Era stato lo stesso figlio a chiamare la polizia raccontando di aver trovato la mamma priva di vita in cucina. L'autopsia ha poi rivelato la morte per soffocamento della donna di 67 anni

Incidente probatorio con richiesta di perizia psichiatrica per Ivano Raimondi, 43 anni, nativo di Milano, ma residente a Vibo Marina, accusato dell'omicidio aggravato della propria madre, Teresina Rossi, 67 anni, avvenuto a Vibo Marina il 27 marzo 2015 in via Senatore Parodi.  Secondo l'accusa, il giovane avrebbe provocato la morte della madre "mediante costrizione della bocca e del naso", cagionandone il decesso per soffocamento.

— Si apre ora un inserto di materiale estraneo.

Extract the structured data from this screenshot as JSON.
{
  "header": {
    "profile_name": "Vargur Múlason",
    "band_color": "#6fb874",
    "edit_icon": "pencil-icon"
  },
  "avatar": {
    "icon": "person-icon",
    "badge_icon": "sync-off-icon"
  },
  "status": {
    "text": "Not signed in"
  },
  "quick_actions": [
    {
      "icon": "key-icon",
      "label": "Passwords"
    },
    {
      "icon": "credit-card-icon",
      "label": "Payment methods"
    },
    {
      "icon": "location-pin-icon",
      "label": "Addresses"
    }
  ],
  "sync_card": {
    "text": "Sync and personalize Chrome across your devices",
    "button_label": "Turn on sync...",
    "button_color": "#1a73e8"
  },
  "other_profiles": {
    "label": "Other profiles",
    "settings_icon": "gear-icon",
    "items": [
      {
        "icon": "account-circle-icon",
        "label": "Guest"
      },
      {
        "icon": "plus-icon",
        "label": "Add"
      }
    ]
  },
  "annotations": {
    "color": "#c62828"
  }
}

La perizia chiesta dal pm della Procura di Vibo, Concettina Iannazzo, è finalizzata a verificare se l'indagato  - difeso dall'avvocato Francesco Rombolà - sia in grado di partecipare coscientemente al processo e se lo stesso fosse capace di intendere e volere al momento dei fatti.

Teresina rossi

Dalla documentazione in atti emerge infatti che lo stesso è affetto da patologia psicotica. Nel 2011 nei confronti di Ivano Raimondi, sempre difeso dall'avvocato Rombolà, era stato riconosciuto l'accompagnatore ed era stata certificata un'insufficienza mentale medio-grave. Era stata la Squadra Mobile di Vibo Valentia ad arrestare lo scorso anno Ivano Raimondi. Aveva raccontato ai poliziotti di essere uscito di casa e al rientro di aver trovato la mamma in cucina priva di vita. L'esame autoptico voluto dall'allora pm della Procura di Vibo Valentia, Santi Cutroneo, aveva poi rivelato che la donna era deceduta per soffocamento. L'avvocato Francesco Rombolà nominerà i propri periti di parte. Teresina Rossi era originaria della provincia di Bergamo ma da tempo si era trasferita a Vibo Marina assieme al figlio.(g.b.)